Kelihos, also known by some as “Waledac 2.0” given its suspected ties to the first botnet Microsoft took down, is not as massive as the Rustock spambot. However, this takedown represents a significant advance in Microsoft’s fight against botnets nonetheless. This takedown will be the first time Microsoft has named a defendant in one of its civil cases involving a botnet and as of approximately 8:15 a.m. Central Europe time on Sept. 26th, the defendants were personally notified of the action.
The Kelihos takedown is intended to send a strong message to those behind botnets that it’s unwise for them to simply try to update their code and rebuild a botnet once we’ve dismantled it. When Microsoft takes a botnet down, we intend to keep it down – and we will continue to take action to protect our customers and platforms and hold botherders accountable for their actions.
In the complaint, Microsoft alleges that Dominique Alexander Piatti, dotFREE Group SRO and John Does 1-22 of owning a domain cz.cc and using cz.cc to register other subdomains such as lewgdooi.cz.cc used to operate and control the Kelihos botnet. Our investigation showed that while some of the defendant’s subdomains may be legitimate, many were being used for questionable purposes with links to a variety of disreputable online activities.

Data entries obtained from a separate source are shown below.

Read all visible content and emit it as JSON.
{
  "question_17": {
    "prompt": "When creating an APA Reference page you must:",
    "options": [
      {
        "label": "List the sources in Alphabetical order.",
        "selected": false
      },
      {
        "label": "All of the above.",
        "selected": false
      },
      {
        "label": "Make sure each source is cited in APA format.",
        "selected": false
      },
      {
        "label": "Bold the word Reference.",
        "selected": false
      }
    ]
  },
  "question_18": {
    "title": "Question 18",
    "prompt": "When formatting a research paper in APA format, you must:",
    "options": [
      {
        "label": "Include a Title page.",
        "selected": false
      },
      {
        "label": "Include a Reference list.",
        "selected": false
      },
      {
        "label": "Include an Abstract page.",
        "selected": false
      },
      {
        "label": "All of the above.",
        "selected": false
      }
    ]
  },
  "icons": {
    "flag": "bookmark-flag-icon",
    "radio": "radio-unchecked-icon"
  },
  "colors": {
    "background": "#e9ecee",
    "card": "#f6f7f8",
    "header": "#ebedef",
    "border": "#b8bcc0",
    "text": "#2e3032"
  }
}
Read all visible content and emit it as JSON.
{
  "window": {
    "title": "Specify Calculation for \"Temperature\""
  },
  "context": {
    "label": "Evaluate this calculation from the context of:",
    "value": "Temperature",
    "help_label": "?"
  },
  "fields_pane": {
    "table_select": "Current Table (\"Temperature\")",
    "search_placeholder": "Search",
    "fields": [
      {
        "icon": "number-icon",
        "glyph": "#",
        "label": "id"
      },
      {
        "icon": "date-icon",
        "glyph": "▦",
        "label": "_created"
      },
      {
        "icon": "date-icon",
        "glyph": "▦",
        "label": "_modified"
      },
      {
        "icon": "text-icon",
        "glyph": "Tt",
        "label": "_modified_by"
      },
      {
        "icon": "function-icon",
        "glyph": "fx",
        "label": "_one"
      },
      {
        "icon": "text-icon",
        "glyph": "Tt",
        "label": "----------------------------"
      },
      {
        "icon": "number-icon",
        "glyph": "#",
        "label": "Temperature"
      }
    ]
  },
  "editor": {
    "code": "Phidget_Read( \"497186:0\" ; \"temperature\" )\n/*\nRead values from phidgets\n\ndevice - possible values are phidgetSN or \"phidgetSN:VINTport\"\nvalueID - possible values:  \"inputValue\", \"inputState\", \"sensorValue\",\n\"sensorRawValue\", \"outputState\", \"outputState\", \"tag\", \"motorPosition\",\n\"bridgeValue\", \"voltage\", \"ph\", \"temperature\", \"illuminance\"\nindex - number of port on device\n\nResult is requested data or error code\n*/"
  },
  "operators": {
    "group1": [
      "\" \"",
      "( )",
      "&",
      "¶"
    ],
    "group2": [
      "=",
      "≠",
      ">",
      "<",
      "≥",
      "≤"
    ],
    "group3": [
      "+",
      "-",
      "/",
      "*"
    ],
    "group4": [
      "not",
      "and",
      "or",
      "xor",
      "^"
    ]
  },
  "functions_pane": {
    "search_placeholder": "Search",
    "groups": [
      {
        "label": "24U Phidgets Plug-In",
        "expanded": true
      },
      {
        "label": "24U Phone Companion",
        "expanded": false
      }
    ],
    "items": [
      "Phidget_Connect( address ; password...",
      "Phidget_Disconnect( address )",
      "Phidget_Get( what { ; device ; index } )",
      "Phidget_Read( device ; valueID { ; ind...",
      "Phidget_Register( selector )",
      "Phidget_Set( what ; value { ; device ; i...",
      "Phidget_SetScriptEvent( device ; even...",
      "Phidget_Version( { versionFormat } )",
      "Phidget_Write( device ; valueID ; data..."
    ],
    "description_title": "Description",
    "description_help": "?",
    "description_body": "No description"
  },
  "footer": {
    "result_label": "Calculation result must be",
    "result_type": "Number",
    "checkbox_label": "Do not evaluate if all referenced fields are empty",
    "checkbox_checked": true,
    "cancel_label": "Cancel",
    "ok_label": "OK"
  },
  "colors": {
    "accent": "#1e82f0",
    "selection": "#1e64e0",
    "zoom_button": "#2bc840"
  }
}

On Sept. 22nd, Microsoft filed for an ex parte temporary restraining order from the U.S. District Court for the Eastern District of Virginia against Dominique Alexander Piatti, dotFREE Group SRO and John Does 1-22.
Naming defendants in this case marks a big step forward for Microsoft in making good on its commitment to aggressively protect its platform and customers against abuse from whomever and wherever it may originate. Naming these defendants also helps expose how cybercrime is enabled when domain providers and other cyber infrastructure providers fail to know their customers. Without a domain infrastructure like the one allegedly hosted by Mr. Piatti and his company, botnet operators and other purveyors of scams and malware would find it much harder to operate anonymously and out of sight. By taking down the botnet infrastructure, we hope that this will help deter and raise the cost of committing cybercrime.
Reached Tuesday, Piatti was unable to comment for this story. " I would be glad to give you my side of the story, but I feel that I should hire a lawyer first," he said in an email.